Eurozone Inflation Hits All Time High
Inflation in the Eurozone hit an all-time high as the CPI Flash Estimate accelerated to 5.8% for February from 5.1% previously, exceeding the 5.6% markets had been expecting. The Core measure, which removes volatile components such as energy prices, also increased the reading of 2.7% versus 2.3% previously and marginally overshooting the consensus forecast of 2.6%. Energy prices were listed as the main culprit for the surging price pressures currently experienced in the bloc, deepening concerns that inflation could continue to surge as the war in Ukraine threatens to send energy costs even higher. This rather gloomy outlook for the Eurozone economy heaps further pressure on the European Central Bank (ECB) to act on Monetary Policy as we approach the ECB meeting next Thursday. Yesterday, European natural gas prices hit a fresh high and oil exceeded $110.
Bundesbank has warned that German Inflation could average 5% in 2022 in response to growing concerns about growing energy cost pressures. President Joachim Nagel said, “we need to keep our sights trained on the normalisation of monetary policy”. Market expectations have retreated over an ECB interest rate hike in 2022 with bets now indicating only a 15-basis point increase by the end of 2022.

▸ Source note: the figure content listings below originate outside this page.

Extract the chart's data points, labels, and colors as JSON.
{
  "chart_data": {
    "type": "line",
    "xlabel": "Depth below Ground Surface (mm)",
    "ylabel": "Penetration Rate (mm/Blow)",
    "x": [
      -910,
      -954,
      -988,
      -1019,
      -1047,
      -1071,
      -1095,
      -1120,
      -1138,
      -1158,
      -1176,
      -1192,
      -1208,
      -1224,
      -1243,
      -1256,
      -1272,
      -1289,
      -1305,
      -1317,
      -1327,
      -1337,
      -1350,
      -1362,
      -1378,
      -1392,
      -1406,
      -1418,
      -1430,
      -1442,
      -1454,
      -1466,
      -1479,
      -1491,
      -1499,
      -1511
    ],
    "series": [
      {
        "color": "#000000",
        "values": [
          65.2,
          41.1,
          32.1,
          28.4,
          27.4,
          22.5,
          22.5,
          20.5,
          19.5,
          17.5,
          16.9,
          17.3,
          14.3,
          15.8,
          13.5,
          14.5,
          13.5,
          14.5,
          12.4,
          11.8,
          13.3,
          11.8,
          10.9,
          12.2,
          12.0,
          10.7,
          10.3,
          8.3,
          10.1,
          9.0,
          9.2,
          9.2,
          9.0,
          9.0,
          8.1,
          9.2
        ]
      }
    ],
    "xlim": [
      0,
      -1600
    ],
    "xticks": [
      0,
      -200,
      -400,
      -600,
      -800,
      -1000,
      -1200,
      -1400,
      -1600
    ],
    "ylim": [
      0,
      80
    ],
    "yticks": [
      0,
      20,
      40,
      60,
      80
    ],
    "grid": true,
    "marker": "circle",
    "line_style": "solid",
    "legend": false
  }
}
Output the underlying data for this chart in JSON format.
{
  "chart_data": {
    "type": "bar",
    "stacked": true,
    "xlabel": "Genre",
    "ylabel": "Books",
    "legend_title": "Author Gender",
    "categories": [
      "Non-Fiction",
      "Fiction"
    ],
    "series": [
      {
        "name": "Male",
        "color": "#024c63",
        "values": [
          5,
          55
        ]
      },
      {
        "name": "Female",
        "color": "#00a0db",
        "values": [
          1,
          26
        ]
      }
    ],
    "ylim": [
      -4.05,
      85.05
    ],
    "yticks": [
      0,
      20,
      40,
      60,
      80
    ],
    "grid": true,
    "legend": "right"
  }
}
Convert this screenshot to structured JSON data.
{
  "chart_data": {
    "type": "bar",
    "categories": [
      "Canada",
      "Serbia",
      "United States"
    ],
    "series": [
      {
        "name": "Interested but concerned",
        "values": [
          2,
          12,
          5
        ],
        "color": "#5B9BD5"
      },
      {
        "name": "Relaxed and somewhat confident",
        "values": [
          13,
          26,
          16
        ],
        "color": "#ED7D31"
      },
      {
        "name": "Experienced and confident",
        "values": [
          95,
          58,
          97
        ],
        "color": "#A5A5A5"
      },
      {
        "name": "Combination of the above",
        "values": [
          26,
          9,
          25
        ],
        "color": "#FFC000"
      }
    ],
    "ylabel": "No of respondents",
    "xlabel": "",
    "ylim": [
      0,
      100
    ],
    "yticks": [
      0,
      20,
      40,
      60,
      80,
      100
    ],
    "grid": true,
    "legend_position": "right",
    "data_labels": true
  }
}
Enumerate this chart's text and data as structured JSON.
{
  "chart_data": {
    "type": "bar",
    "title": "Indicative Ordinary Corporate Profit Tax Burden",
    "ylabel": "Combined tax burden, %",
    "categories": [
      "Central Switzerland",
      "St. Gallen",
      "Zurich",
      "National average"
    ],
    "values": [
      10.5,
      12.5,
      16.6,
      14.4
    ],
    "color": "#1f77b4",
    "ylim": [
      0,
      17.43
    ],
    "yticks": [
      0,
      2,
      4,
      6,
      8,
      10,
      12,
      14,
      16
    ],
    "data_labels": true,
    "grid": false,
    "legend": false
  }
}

Looking ahead at today, there is a plethora of Final Services PMI readings due this morning. The Final Services PMI for the Eurozone is expected to read unchanged at 55.8. Eurozone unemployment is forecast to show a continued decline, already at pre-pandemic lows, it is expected to read at 6.9% from 7% previously. Finally, the ECB Monetary Policy Meeting Accounts will likely indicate an earlier end to the ECB’s quantitative easing programme but the conflict in Ukraine will likely have complicated the outlook.